One time Father figured that if Al Fisher and I could come over on a twelve-passenger freighter from Marseille, then he could do the same. There had been no doctor on board, of course, and Rex would have needed one by then, but he said, “We’ll take this cargo/passenger freighter and go through the canal, and go to France, and we’ll live there for a year. We’ll get off in Marseille, and go on up the Rhône awhile.” We all had different ideas about where we would go. I remembered one Christmas that Al and I had spent in Cassis, and I said, “How about staying down on the Côte?” And Rex said, “No, too many movie stars, too glamorous. We want to get away. We want to live like French people.” I said, or somebody said (Nan, or maybe Chuck, or Sis, or whoever was there), “What if we don’t speak by the end of the boat trip? What if we all hate each other?” And Rex said, “Absolutely not. That is impossible, because there is no place to go on a ship, and we have to take care of each other. The captain will be the doctor. He always is anyway, and the first mate and I will be friends and anyone who wants to can play bridge. And the crew…”
But we knew, as Rex did not know, that there are crews and there are crews. He thought that people took care of each other, and he was never much disabused of that idea—certainly not by us on a white wine trip.
I remember one time Rex and Norah and my two little girls and I were sitting at the table having a rather quiet white wine trip because Mother had died. I had decided to move to the Ranch from Bareacres because I knew I could not raise the two girls alone, and Rex needed me, and I needed Rex, and the girls needed Rex. We were sitting quietly talking at about ten o’clock, having a second bottle of good Chablis, and the dining room door swung open. There in the doorway stood my young number one nephew, the only one I had at that time, Sean Kelly, who was then about sixteen. He was going to a school in Palos Verdes and his room-mate was Ricky Bercovici, who has since become Erik, a good producer-director, and who is still, I think, Sean’s best friend.

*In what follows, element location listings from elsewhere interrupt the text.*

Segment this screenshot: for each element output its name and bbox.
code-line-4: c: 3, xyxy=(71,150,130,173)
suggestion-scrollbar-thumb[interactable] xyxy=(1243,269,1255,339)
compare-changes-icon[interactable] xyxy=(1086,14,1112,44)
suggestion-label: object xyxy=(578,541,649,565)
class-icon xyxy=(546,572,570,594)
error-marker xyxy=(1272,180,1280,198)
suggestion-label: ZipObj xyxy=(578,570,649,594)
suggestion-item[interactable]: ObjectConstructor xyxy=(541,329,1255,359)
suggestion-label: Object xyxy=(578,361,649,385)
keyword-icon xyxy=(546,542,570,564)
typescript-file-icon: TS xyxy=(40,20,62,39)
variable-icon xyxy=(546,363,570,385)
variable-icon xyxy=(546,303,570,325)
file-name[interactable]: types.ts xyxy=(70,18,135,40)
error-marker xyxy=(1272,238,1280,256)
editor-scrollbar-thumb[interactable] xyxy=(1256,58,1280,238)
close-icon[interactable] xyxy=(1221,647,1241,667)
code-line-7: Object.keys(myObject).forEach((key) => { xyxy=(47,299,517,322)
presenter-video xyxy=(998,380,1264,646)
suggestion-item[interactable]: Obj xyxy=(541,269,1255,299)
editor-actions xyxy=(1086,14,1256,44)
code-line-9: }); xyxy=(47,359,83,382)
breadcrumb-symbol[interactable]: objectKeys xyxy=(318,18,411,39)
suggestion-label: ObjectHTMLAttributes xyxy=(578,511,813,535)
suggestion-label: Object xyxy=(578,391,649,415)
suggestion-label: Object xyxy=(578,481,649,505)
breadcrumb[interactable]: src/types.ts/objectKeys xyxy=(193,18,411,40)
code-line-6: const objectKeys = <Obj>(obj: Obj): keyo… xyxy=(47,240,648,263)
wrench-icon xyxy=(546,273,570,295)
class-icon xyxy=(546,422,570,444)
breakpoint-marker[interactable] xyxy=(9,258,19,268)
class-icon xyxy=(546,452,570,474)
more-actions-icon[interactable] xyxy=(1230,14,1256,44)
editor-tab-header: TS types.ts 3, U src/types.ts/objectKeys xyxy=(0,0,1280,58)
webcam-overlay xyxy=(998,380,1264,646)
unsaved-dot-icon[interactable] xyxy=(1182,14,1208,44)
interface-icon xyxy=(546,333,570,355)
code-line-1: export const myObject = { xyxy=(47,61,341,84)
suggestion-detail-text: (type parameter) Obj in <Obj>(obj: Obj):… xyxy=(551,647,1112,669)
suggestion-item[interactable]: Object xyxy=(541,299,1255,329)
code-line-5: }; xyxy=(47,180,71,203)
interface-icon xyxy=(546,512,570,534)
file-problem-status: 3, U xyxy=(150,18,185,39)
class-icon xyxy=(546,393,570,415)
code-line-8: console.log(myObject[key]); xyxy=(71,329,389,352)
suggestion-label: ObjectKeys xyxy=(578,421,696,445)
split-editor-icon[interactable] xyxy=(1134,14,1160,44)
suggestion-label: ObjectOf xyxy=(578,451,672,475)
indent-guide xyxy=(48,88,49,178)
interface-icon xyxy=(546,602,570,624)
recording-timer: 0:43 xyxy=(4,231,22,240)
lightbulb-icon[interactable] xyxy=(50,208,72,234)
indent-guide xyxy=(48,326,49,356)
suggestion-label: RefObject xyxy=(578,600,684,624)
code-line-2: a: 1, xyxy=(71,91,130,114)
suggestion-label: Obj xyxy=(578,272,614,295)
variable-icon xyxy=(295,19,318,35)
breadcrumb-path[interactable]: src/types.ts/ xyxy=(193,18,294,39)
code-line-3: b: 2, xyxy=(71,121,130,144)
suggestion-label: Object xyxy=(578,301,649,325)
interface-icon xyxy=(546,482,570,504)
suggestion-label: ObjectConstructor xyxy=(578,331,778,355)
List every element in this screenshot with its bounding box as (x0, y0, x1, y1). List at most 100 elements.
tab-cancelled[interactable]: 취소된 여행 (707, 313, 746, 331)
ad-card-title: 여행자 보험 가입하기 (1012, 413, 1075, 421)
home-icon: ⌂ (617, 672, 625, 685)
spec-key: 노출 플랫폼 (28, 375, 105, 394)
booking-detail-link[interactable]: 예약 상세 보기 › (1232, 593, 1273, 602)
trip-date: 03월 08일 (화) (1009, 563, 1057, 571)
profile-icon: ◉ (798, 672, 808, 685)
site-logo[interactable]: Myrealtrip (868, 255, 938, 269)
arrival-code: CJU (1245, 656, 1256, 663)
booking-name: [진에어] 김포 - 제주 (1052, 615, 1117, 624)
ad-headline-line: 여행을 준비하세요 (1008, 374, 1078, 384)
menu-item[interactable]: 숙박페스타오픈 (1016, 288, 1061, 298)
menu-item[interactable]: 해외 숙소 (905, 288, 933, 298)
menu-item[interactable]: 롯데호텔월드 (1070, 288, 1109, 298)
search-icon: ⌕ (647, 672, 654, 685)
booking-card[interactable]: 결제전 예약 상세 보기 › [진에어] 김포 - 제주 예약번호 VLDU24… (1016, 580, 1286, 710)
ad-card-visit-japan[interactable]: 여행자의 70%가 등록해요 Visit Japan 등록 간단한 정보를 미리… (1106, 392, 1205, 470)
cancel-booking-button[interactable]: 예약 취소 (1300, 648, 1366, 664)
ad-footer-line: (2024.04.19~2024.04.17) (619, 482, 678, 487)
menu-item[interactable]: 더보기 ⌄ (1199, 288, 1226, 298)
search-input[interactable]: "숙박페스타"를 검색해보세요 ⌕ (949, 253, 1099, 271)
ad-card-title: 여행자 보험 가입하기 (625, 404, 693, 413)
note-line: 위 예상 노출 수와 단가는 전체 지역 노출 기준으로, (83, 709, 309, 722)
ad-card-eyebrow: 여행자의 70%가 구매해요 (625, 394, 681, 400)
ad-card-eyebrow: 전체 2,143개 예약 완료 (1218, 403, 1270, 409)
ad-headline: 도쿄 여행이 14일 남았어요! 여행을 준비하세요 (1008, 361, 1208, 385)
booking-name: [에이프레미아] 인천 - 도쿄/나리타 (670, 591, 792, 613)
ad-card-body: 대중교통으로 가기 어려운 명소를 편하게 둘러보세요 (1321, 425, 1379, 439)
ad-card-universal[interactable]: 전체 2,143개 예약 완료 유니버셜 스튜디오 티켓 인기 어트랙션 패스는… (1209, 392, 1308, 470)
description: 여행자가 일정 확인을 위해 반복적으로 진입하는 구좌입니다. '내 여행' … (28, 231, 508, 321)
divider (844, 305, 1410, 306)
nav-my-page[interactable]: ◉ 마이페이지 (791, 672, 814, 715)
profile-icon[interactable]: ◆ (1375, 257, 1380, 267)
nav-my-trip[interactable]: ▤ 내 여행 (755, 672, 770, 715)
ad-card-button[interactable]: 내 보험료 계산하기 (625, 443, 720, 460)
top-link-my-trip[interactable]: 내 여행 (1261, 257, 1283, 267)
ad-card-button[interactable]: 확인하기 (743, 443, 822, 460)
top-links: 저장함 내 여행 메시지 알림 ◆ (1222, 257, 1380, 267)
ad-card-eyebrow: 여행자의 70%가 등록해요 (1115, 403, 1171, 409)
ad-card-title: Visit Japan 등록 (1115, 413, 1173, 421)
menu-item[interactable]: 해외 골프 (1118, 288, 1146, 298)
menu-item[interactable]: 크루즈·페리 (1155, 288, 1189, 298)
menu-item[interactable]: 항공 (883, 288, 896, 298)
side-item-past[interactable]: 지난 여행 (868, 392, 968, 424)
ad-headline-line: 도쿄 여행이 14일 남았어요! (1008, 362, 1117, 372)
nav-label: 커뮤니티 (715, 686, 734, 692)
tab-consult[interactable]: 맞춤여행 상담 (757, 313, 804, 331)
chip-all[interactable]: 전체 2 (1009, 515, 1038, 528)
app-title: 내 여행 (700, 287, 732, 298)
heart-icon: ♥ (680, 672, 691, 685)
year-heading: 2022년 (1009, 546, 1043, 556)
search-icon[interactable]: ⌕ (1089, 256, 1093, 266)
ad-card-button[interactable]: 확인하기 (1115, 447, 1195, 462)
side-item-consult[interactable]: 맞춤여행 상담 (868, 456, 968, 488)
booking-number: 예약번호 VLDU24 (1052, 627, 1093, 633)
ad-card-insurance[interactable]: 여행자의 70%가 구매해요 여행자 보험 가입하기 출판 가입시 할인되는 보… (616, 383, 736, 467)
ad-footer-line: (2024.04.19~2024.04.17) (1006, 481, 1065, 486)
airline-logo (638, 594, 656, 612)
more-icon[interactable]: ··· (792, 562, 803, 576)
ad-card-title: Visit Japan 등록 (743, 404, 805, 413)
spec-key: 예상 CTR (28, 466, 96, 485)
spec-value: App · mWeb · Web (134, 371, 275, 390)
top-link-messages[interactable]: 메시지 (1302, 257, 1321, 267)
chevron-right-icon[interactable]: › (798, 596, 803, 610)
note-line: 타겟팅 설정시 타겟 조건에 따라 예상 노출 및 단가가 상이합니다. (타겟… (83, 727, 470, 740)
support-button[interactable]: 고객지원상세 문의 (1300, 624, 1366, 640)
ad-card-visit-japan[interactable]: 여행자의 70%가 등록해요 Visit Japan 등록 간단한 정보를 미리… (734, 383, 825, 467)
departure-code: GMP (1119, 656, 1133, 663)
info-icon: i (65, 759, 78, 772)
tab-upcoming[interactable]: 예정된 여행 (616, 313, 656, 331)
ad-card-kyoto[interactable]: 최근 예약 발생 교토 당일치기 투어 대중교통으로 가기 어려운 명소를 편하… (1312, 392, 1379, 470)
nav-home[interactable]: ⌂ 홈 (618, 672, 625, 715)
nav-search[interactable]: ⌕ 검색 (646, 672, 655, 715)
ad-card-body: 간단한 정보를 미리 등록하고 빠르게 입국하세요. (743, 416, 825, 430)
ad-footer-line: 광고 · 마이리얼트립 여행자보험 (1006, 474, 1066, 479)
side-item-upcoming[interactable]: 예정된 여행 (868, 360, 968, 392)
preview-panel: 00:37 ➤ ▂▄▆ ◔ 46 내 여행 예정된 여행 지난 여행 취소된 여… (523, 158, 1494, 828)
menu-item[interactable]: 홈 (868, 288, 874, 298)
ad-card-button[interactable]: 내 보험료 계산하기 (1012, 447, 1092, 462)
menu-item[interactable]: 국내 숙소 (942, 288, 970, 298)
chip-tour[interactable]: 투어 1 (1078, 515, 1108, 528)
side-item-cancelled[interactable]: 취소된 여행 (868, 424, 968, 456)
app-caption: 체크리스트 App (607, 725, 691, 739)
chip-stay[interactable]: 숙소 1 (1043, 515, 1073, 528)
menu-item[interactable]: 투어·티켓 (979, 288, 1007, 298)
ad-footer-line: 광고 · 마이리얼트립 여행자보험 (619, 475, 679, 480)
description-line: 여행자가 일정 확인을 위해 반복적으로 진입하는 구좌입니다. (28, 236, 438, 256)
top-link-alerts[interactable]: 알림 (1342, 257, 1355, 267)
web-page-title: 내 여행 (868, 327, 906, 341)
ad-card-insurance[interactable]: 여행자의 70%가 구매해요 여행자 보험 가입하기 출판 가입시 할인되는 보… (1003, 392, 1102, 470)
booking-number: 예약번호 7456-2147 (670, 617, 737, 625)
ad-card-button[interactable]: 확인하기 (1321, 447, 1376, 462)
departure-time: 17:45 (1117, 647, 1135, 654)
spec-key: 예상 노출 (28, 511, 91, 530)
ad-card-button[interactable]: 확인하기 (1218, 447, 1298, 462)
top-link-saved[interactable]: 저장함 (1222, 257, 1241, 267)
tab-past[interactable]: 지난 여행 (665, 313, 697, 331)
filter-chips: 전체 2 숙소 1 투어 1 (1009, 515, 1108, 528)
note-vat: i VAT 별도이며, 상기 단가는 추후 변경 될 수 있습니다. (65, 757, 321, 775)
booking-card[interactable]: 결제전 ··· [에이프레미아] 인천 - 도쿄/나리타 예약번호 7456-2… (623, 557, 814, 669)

Ricky was quite a bit shorter than Sean, who was then about six-foot-four. These two boys of sixteen were dressed in long black heavy coats down to the floor, and their faces were pale and their eyes were a little bit too bright. They both had on black felt hats, and their hands were deep in their pockets. Rex said, “Good evening, gentlemen, do come in. We’re having a little trip here, We‘re having a white wine trip.”
Ricky and Sean didn’t smile. They came into the room, went to the end in back of Rex, and stopped at the sideboard. Rex swung his chair around, as we all did, but neither of the boys smiled or spoke or even acknowledged us; they just looked intensely aloof. Father sat without a word, and we all sipped our wine and watched as Ricky took out oranges from every pocket in his long black overcoat, until there were twelve of them. And then he started juggling!
Our jaws dropped. Ricky was a wonderful juggler; I learned later that his worried mother had been told that he should juggle to keep his mind off his other jugglings, both mental and physical. He juggled at least twelve oranges in the air, and when he was finished they all fell back into the right pockets, which Sean had opened. The two of them then turned and walked out of the room and out the kitchen door. They never spoke a word. But they didn’t seem rude; it was as though they were apparitions.
When they were gone, Father swung his chair around and we all took a big sip of white wine. “Now that was a white wine trip!” he said, and indeed it was.